In the last few days, Solana (SOL) has bounced back and reached the 20-day EMA ($105) on Feb. 15. The bulls are facing strong resistance from the bears, though, at this level. This shows that traders are still selling on rallies and that the mood is still bad.
RSI is below 43, which means that bears are in charge. As long as people are still trying to sell, the SOL/USDT pair could fall to a strong level of support at $80.83.
The bulls are likely to fight hard to keep this support in place, so it should be safe. It could stay between $80.83 and $116 for a few days if the price goes back up.
It could happen if the price rises from where it is now and breaks above the 20-day EMA. Then, the pair could move up to the resistance line of the channel, which is where it should stop. A break and close above the channel will show that the downtrend may be over. This will show that the downtrend may be over.
On Feb. 14, Avalanche (AVAX) jumped off the uptrend line and then surged to the downtrend line on Feb. 15, when it hit both lines. A long wick on the candlestick shows that bears are selling at higher prices. The bulls made the price go above the downtrend line today.
It looks like the moving averages are about to make a bullish crossover. The RSI is nearing 62, and it’s nearing the 62 area of resistance. There’s a good chance that bulls are in the lead.
It could go up to $117.53 if buyers keep the price above the downtrend line.
However, if the price turns down and breaks below the downtrend line, it could mean the breakout may have been a bear trap. The pair could then fall back to the moving averages. This could happen again. On a break and close below the uptrend line, the trend could change in favour of the bears.
Terra’s LUNA token broke and closed above the 20-day EMA ($56) on Feb. 15, but the bulls are having a hard time keeping the price above that level. In this way, it looks like bears are still selling on rallies.
The bears have pushed the price back below the 20-day EMA. They will now try to break the support at $54.20, which is where the price is now. If that happens, the LUNA/USDT pair could go down to $49.39 if that happens. The next place to go could be $43.44.
It could also go up again from $54.20, so the pair could start its relief rally to the downtrend line of its descending channel. The bulls will have to push and hold the price above this level to show that the downtrend may be over.

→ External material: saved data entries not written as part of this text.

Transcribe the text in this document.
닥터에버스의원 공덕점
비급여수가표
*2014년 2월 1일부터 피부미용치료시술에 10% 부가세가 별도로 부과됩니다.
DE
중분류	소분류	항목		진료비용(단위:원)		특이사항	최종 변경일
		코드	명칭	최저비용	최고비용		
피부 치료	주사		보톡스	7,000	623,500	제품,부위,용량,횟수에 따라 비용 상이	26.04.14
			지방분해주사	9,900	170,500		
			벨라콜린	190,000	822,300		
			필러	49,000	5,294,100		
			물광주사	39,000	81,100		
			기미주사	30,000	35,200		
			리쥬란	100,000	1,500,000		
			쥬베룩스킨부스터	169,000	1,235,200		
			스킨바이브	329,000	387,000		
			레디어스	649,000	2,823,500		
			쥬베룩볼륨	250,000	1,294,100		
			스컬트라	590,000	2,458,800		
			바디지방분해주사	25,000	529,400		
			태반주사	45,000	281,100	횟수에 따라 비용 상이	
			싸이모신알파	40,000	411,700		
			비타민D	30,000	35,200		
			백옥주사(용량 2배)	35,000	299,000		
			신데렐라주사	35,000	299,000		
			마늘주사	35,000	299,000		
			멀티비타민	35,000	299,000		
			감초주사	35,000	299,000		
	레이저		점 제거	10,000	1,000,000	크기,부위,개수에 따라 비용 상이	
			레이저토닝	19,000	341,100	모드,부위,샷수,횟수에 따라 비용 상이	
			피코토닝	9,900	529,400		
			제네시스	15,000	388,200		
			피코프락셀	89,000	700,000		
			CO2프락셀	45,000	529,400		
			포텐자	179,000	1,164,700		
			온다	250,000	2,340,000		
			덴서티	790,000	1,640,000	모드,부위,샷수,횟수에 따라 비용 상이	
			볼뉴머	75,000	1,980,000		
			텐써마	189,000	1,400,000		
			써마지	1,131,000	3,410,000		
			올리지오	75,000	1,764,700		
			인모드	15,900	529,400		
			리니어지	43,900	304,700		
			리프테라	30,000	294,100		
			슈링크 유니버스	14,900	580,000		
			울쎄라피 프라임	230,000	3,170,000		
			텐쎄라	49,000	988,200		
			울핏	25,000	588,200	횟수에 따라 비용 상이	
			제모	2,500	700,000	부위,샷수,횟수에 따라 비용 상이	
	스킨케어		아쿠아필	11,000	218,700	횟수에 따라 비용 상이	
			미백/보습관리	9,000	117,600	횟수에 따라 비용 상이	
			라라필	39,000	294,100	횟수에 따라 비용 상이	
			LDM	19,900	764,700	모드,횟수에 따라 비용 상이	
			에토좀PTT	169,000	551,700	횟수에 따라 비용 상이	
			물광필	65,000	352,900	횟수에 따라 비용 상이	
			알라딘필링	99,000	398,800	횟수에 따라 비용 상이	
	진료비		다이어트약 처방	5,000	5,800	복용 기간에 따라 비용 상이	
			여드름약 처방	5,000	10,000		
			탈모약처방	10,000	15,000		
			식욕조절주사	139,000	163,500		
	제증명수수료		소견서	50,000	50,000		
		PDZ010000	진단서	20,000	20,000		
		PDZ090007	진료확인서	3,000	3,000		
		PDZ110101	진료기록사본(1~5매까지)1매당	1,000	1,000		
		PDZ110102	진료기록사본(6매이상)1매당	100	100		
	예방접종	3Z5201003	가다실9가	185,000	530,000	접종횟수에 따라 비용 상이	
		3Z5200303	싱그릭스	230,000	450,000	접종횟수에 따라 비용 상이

There is still a lot of selling at the 50-day SMA ($0.15), which is where Dogecoin broke and closed above the 20-day EMA on Feb. 15.
If you look at the RSI, it’s close to the middle, which means there’s a balance between supply and demand. As long as the price stays above the 50-day SMA, the DOGE/USDT pair could go up to $0.17. If the bulls can get past this obstacle, the pair could pick up speed and move up to $0.22.

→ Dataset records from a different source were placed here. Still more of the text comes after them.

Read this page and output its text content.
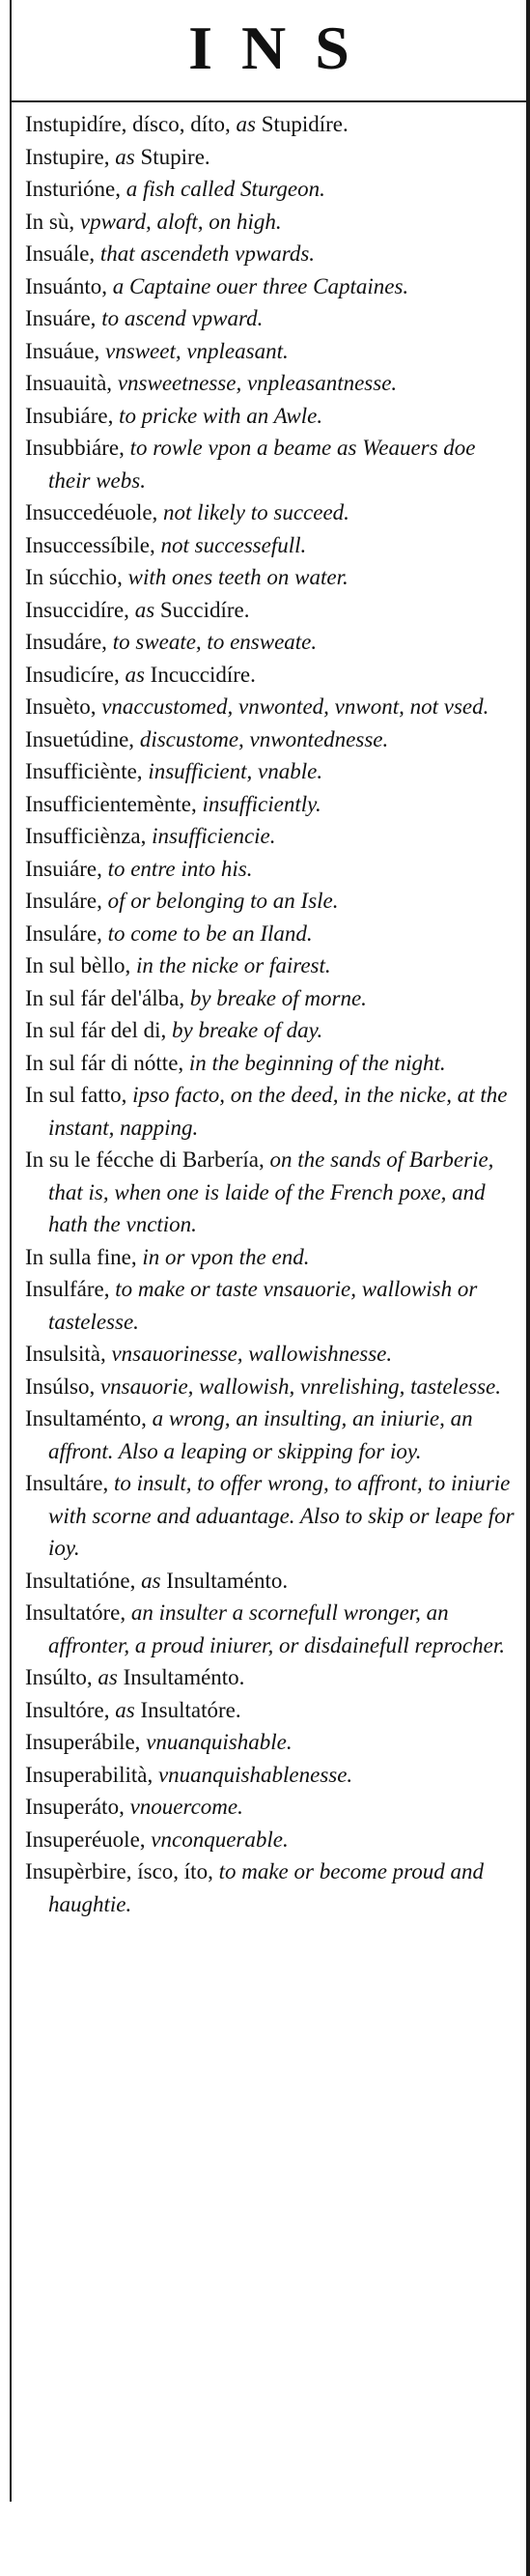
INS
Instupidíre, dísco, díto, as Stupidíre.
Instupire, as Stupire.
Insturióne, a fish called Sturgeon.
In sù, vpward, aloft, on high.
Insuále, that ascendeth vpwards.
Insuánto, a Captaine ouer three Captaines.
Insuáre, to ascend vpward.
Insuáue, vnsweet, vnpleasant.
Insuauità, vnsweetnesse, vnpleasantnesse.
Insubiáre, to pricke with an Awle.
Insubbiáre, to rowle vpon a beame as Weauers doe their webs.
Insuccedéuole, not likely to succeed.
Insuccessíbile, not successefull.
In súcchio, with ones teeth on water.
Insuccidíre, as Succidíre.
Insudáre, to sweate, to ensweate.
Insudicíre, as Incuccidíre.
Insuèto, vnaccustomed, vnwonted, vnwont, not vsed.
Insuetúdine, discustome, vnwontednesse.
Insufficiènte, insufficient, vnable.
Insufficientemènte, insufficiently.
Insufficiènza, insufficiencie.
Insuiáre, to entre into his.
Insuláre, of or belonging to an Isle.
Insuláre, to come to be an Iland.
In sul bèllo, in the nicke or fairest.
In sul fár del'álba, by breake of morne.
In sul fár del di, by breake of day.
In sul fár di nótte, in the beginning of the night.
In sul fatto, ipso facto, on the deed, in the nicke, at the instant, napping.
In su le fécche di Barbería, on the sands of Barberie, that is, when one is laide of the French poxe, and hath the vnction.
In sulla fine, in or vpon the end.
Insulfáre, to make or taste vnsauorie, wallowish or tastelesse.
Insulsità, vnsauorinesse, wallowishnesse.
Insúlso, vnsauorie, wallowish, vnrelishing, tastelesse.
Insultaménto, a wrong, an insulting, an iniurie, an affront. Also a leaping or skipping for ioy.
Insultáre, to insult, to offer wrong, to affront, to iniurie with scorne and aduantage. Also to skip or leape for ioy.
Insultatióne, as Insultaménto.
Insultatóre, an insulter a scornefull wronger, an affronter, a proud iniurer, or disdainefull reprocher.
Insúlto, as Insultaménto.
Insultóre, as Insultatóre.
Insuperábile, vnuanquishable.
Insuperabilità, vnuanquishablenesse.
Insuperáto, vnouercome.
Insuperéuole, vnconquerable.
Insupèrbire, ísco, íto, to make or become proud and haughtie.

Because if the price goes down from where it is now and drops to under $1, the pair could fall to the important support level of $0.12, which is at $1.13.

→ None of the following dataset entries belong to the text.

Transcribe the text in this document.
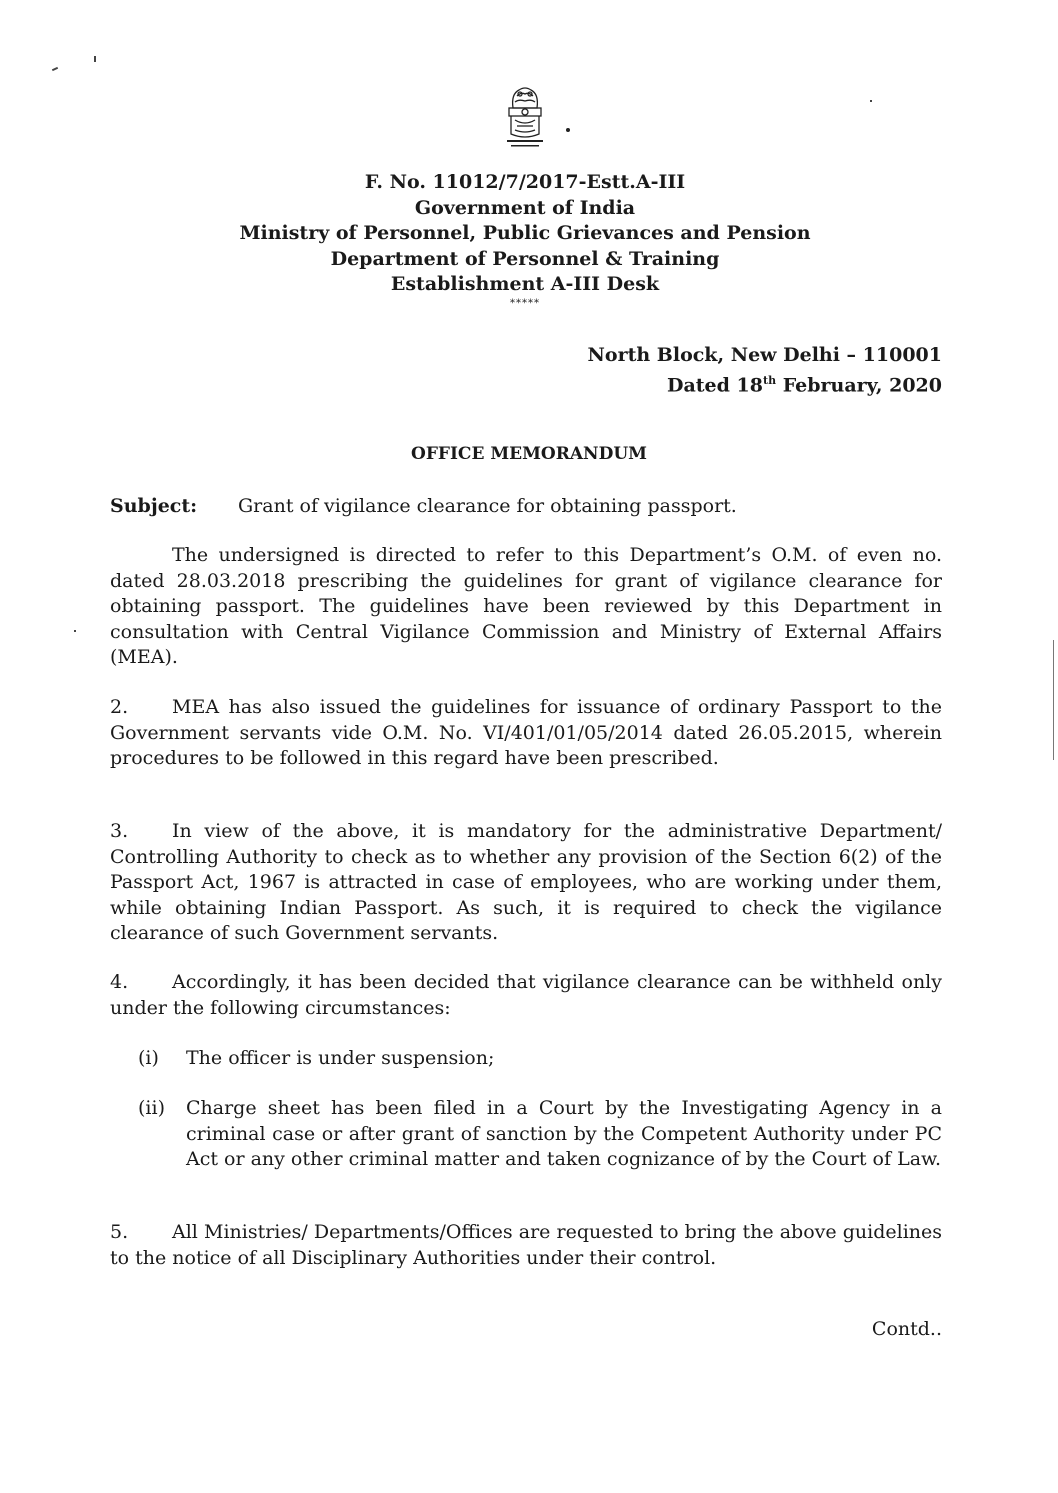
F. No. 11012/7/2017-Estt.A-III
Government of India
Ministry of Personnel, Public Grievances and Pension
Department of Personnel & Training
Establishment A-III Desk
*****
North Block, New Delhi – 110001
Dated 18th February, 2020
OFFICE MEMORANDUM
Subject: Grant of vigilance clearance for obtaining passport.
The undersigned is directed to refer to this Department’s O.M. of even no. dated 28.03.2018 prescribing the guidelines for grant of vigilance clearance for obtaining passport. The guidelines have been reviewed by this Department in consultation with Central Vigilance Commission and Ministry of External Affairs (MEA).
2. MEA has also issued the guidelines for issuance of ordinary Passport to the Government servants vide O.M. No. VI/401/01/05/2014 dated 26.05.2015, wherein procedures to be followed in this regard have been prescribed.
3. In view of the above, it is mandatory for the administrative Department/ Controlling Authority to check as to whether any provision of the Section 6(2) of the Passport Act, 1967 is attracted in case of employees, who are working under them, while obtaining Indian Passport. As such, it is required to check the vigilance clearance of such Government servants.
4. Accordingly, it has been decided that vigilance clearance can be withheld only under the following circumstances:
(i) The officer is under suspension;
(ii) Charge sheet has been filed in a Court by the Investigating Agency in a criminal case or after grant of sanction by the Competent Authority under PC Act or any other criminal matter and taken cognizance of by the Court of Law.
5. All Ministries/ Departments/Offices are requested to bring the above guidelines to the notice of all Disciplinary Authorities under their control.
Contd..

The long tail on Polkadot’s (DOT) Feb. 14 candlestick shows that bulls are buying on dips near the strong support level at $16.81, which is where the long tail starts. February 15 was a good day for the bulls because they reached the 20-day EMA ($20.16), but they couldn’t get over this level.
This means that the bears haven’t given up yet, and they’re putting up a strong fight in the area between the 20-day EMA and the down trend line. If the price keeps going down, the bears will try to push the DOT/USDT pair below $16.81 and start the downtrend again.
After $16.81, if the price comes back, the pair will try again to break through and reach $23.19. A break and a close above this level of resistance could mean that the trend could change.
The author’s views and opinions don’t always match those of Cointelegraph, and they don’t always agree with them. Every time you invest or trade, you take a chance. When you make a decision, you should do your own research first.
Disclaimer: These are the writer’s opinions and should not be considered investment advice. Readers should do their own research.